ABSTRACT
ELENA GÓMEZ-DI ´AZ, MIREIA JORDA `, MIGUEL ANGEL PEINADO, and ANA RIVERO
WHAT IS EPIGENETICS?
Few areas in biology attract as much current attention and yet require as much presentation as the field of epigenetics. The term “epigenetics” was first used by Waddington to describe the process through which genotypes give rise to phenotypes during development [1]. Since then, there has been a burgeoning interest in the field of epigenetics that has been coupled with a diversification in the use of the term: epigenetics means different things to the different fields of biology, and even within a given field, different authors may use it in somewhat different contexts, generating a great deal of confusion in the process [2]. Broadly speaking, epigenetics refers to stimuli-triggered changes in gene expression due to processes that arise independent of changes in the underlying DNA sequence. Some of these processes have been elucidated and include DNA methylation [3], histone modifications and chromatin-remodeling proteins [4], and DNA silencing by noncoding RNAs (ncRNA) [5]. This general definition of “epigenetics” is, however, used in two broadly different contexts. For some authors, the term “epigenetics” includes all transient changes in gene expression that occur at the individual cell level, as well as those that are propagated during mitosis in multicellular organisms and remain stable at the time scale of an individual (Figure 1). For clarity, we refer to this as epigenetic plasticity (see [6]). A good example is the development of morphologically different castes of bees from genetically identical individuals through nutritionally triggered DNA methylation [7]. Yet for other authors, and most
notably for evolutionary biologists, the term epigenetics refers exclusively to epigenetic inheritance: the stimuli-triggered variation in gene expression that is heritable across generations.
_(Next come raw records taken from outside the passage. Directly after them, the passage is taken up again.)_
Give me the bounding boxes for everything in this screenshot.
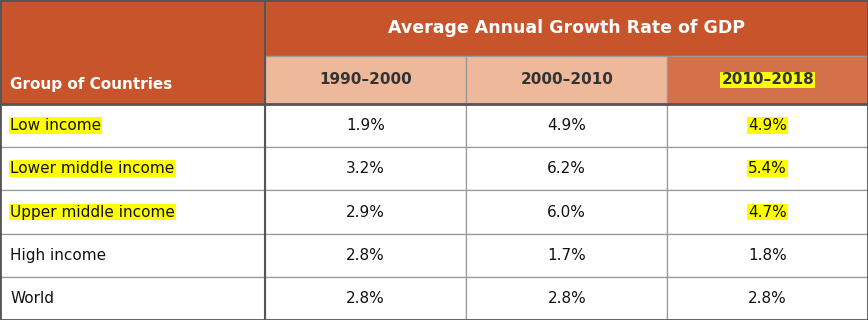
Bar bbox=[265, 56, 466, 104]
Text: Upper middle income: Upper middle income bbox=[10, 204, 175, 220]
Text: 1990–2000: 1990–2000 bbox=[319, 73, 411, 87]
Bar bbox=[0, 104, 265, 147]
Bar bbox=[667, 234, 868, 277]
Bar bbox=[667, 56, 868, 104]
Bar bbox=[667, 190, 868, 234]
Bar bbox=[265, 104, 466, 147]
Text: 5.4%: 5.4% bbox=[748, 161, 787, 176]
Text: World: World bbox=[10, 291, 55, 306]
Text: 2010–2018: 2010–2018 bbox=[721, 73, 814, 87]
Text: Group of Countries: Group of Countries bbox=[10, 77, 173, 92]
Text: 3.2%: 3.2% bbox=[346, 161, 385, 176]
Text: Average Annual Growth Rate of GDP: Average Annual Growth Rate of GDP bbox=[388, 19, 745, 37]
Text: 1.7%: 1.7% bbox=[548, 248, 586, 263]
Bar bbox=[466, 277, 667, 320]
Bar bbox=[466, 190, 667, 234]
Bar bbox=[0, 234, 265, 277]
Text: Lower middle income: Lower middle income bbox=[10, 161, 174, 176]
Text: 6.2%: 6.2% bbox=[548, 161, 586, 176]
Bar bbox=[466, 234, 667, 277]
Text: 1.8%: 1.8% bbox=[748, 248, 787, 263]
Text: 4.7%: 4.7% bbox=[748, 204, 787, 220]
Bar bbox=[667, 277, 868, 320]
Text: 2.8%: 2.8% bbox=[748, 291, 787, 306]
Text: 2.9%: 2.9% bbox=[346, 204, 385, 220]
Bar bbox=[466, 56, 667, 104]
Text: 6.0%: 6.0% bbox=[548, 204, 586, 220]
Bar bbox=[265, 0, 868, 56]
Bar bbox=[466, 147, 667, 190]
Bar bbox=[0, 190, 265, 234]
Text: High income: High income bbox=[10, 248, 107, 263]
Text: 4.9%: 4.9% bbox=[548, 118, 586, 133]
Bar bbox=[466, 104, 667, 147]
Bar bbox=[667, 147, 868, 190]
Bar bbox=[0, 147, 265, 190]
Bar bbox=[0, 277, 265, 320]
Text: 2.8%: 2.8% bbox=[346, 291, 385, 306]
Bar bbox=[667, 104, 868, 147]
Text: 2.8%: 2.8% bbox=[346, 248, 385, 263]
Text: 2.8%: 2.8% bbox=[548, 291, 586, 306]
Bar bbox=[0, 0, 265, 104]
Bar bbox=[265, 147, 466, 190]
Text: Low income: Low income bbox=[10, 118, 102, 133]
Text: 1.9%: 1.9% bbox=[346, 118, 385, 133]
Bar bbox=[265, 277, 466, 320]
Text: 2000–2010: 2000–2010 bbox=[521, 73, 613, 87]
Bar bbox=[265, 234, 466, 277]
Bar bbox=[265, 190, 466, 234]
Text: 4.9%: 4.9% bbox=[748, 118, 787, 133]
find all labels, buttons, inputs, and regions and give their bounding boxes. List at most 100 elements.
Here, the epigenetic changes are generated in the germ line in multicellular organisms (either directly or indirectly, see Jablonka and Raz [8]) or maintained clonally in single-cell organisms (Figure 1) [8,9]. A classic example of transgenerational epigenetic inheritance involves a change in flower symmetry from bilateral to radial in Linaria vulgaris, which relates to different levels of methylation of the geneLcyc [10]. In this review, we contend that both epigenetic plasticity and epigenetic inheritance are important in shaping host-pathogen interactions, and thus we use the term “epigenetics” to encompass both of these definitions.